Adolphe Sax Album
Adolphe Sax, the brillant inventor of the saxophone (patented in 1846), held the position of Director of Stage Music at the Paris Opera from 1847 to 1894. It was the ideal situation for promoting and testing his instruments in an orchestra - the inventor managed to impose the saxophone in certain operatic works, symphonies, ballet music and of course military music.
Numerous appearances of the instrument have been catalogued, first timidly blended into the orchestra, then in actual colourful solos.
If the presence of saxophones in the Corona d'Italia by G. Rossini, Tannhaüser by R. Wagner, la Damnation de Faust by H. Berlioz, Ondine et le pêcheur by P. Dukas, Hulda by C. Franck ou 1st symphonie by A. Magnard seems a half hearted attempt, other composers like G. Bizet, C. Saint-Saëns, A. Thomas, V. d'Indy, L. Delibes, G. Charpentier or J. Massenet gave the instrument beautiful singing phrases from the heart of the orchestra.
Only a handful of mixed chamber music works were written before 1900. However the combination of saxophone accompanied by piano (or brass band) was commonly used. The music was generally written by the inventor's friends, often conductors of military bands, using a simple and classical style to meet the needs of open-air entertainment (themes and variations far removed from the great romantic masterpieces of the period).
This little musical suite outlines the chronology of saxophone solos before 1900, to be played with a piano reduction for harmonic support.
Hector Berlioz (1803-1869), a true defender of Sax's inventions, sings the saxophone's praises in his Treatise on Instrumentation. It was he who used the instrument for the first time in a work for 6 wind instruments as an enthusiastic tribute to the famous Belgian instrument maker's inventions. Hymne pour les instruments de Sax was performed in public on February 3, 1844 in Paris at the Salle Hertz, Adolphe Sax himself playing the Eb bass saxophone part. Though the score unfortunately remains unaccounted for, we do know that the Hymne was an adaptation of his Chant sacré for choir, which had been composed several months earlier. The 1st solo presented here is a possible reconstruction of the saxophone solo.

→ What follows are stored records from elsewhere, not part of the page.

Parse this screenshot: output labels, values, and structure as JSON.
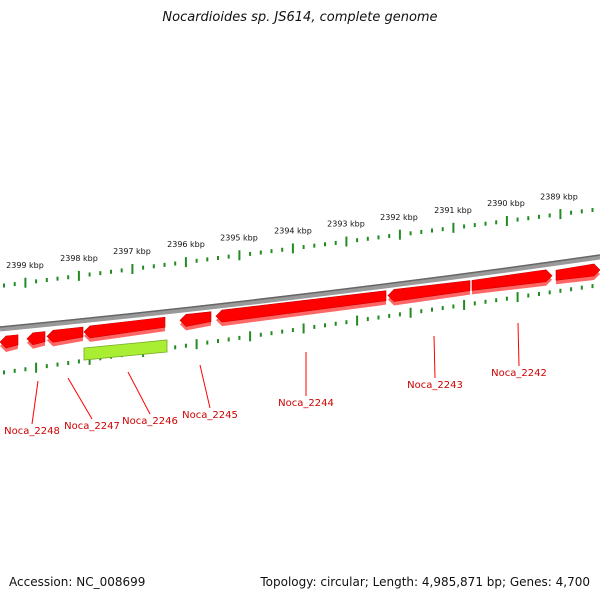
{
  "title": "Nocardioides sp. JS614, complete genome",
  "footer": {
    "accession": "Accession: NC_008699",
    "topology": "Topology: circular; Length: 4,985,871 bp; Genes: 4,700"
  },
  "scale_labels": [
    "2389 kbp",
    "2390 kbp",
    "2391 kbp",
    "2392 kbp",
    "2393 kbp",
    "2394 kbp",
    "2395 kbp",
    "2396 kbp",
    "2397 kbp",
    "2398 kbp",
    "2399 kbp"
  ],
  "genes": [
    {
      "name": "Noca_2242",
      "strand": "forward",
      "color": "#ff0000"
    },
    {
      "name": "Noca_2243",
      "strand": "forward",
      "color": "#ff0000"
    },
    {
      "name": "Noca_2244",
      "strand": "reverse",
      "color": "#ff0000"
    },
    {
      "name": "Noca_2245",
      "strand": "reverse",
      "color": "#ff0000"
    },
    {
      "name": "Noca_2246",
      "strand": "reverse",
      "color": "#ff0000"
    },
    {
      "name": "Noca_2247",
      "strand": "reverse",
      "color": "#ff0000"
    },
    {
      "name": "Noca_2248",
      "strand": "reverse",
      "color": "#ff0000"
    }
  ],
  "features": [
    {
      "type": "non-coding",
      "color": "#aaee33"
    }
  ],
  "colors": {
    "gene": "#ff0000",
    "gene_shadow": "#ff6666",
    "backbone": "#888888",
    "ticks": "#228b22",
    "gene_label": "#cc0000",
    "noncoding": "#aaee33"
  }
}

The Berceuse, a solo originally played on soprano saxophone, is an excerpt from the Santa Claus Symphony (1853) by William Henry Fry (1813-1854). The American born composer was a fervent admirer of Adolphe Sax and the first American composer to write for large orchestra. This solo is symbolic, and deemed to be the first use of the saxophone in the United States, 50 years before Dixieland jazz.
Récit, a true cadenza for the alto saxophone, is accompanied by string pizzicati and held brass notes. This Récit is an excerpt from récit et prologue from the second scene of Act II from Ambroise Thomas' (1811-1896) opera Hamlet (1868). The 2 chants du Pérou (1865) were originally skifully harmonised for 3 saxophones, as inspired by songs played by Peruvian Indians on the "Quena", the national instrument.
Orient is a saxophone solo drawn from the great military march Orient et Occident opus 25 (1869). Camille Saint-Saëns (1835-1921) often included a saxophone section, as often in symphonic as in operatic works.
The Ouverture and the Intermezzo de Georges Bizet (1838-1875) are the most remarkable alto saxophone solos. They were taken from orchestral suites based on stage music for the Arlésienne (1872).
The Barcarolle, by Léo Delibes (1836-1891) is drawn from his alluring ballet Sylvia (1876). A very elegant solo is heard on the alto saxophone.
Jules Massenet (1842-1912) used the saxophone numerous times. We are definitely charmed by the waltz using the saxophone in his opera Le Roi de Lahore, but it is above all thanks to his opera Werther that the saxophone became accepted. In Air des larmes de Werther (1892), the saxophone converses superbly with the character Charlotte. The solo from Vision is the singing reply given by the alto saxophone to Herod in Hérodiade (1881).
The Fantaisie is this album is an excerpt from the Fantaisie variée for saxophone and piano (1889). An essential of the saxophonist's historical heritage, this piece is typical of the simple light music of the time. Léon Wettge (1844-1909) conducted the 28th Artillery Regiment of Versailles before becoming conductor of the Garde Républicaine.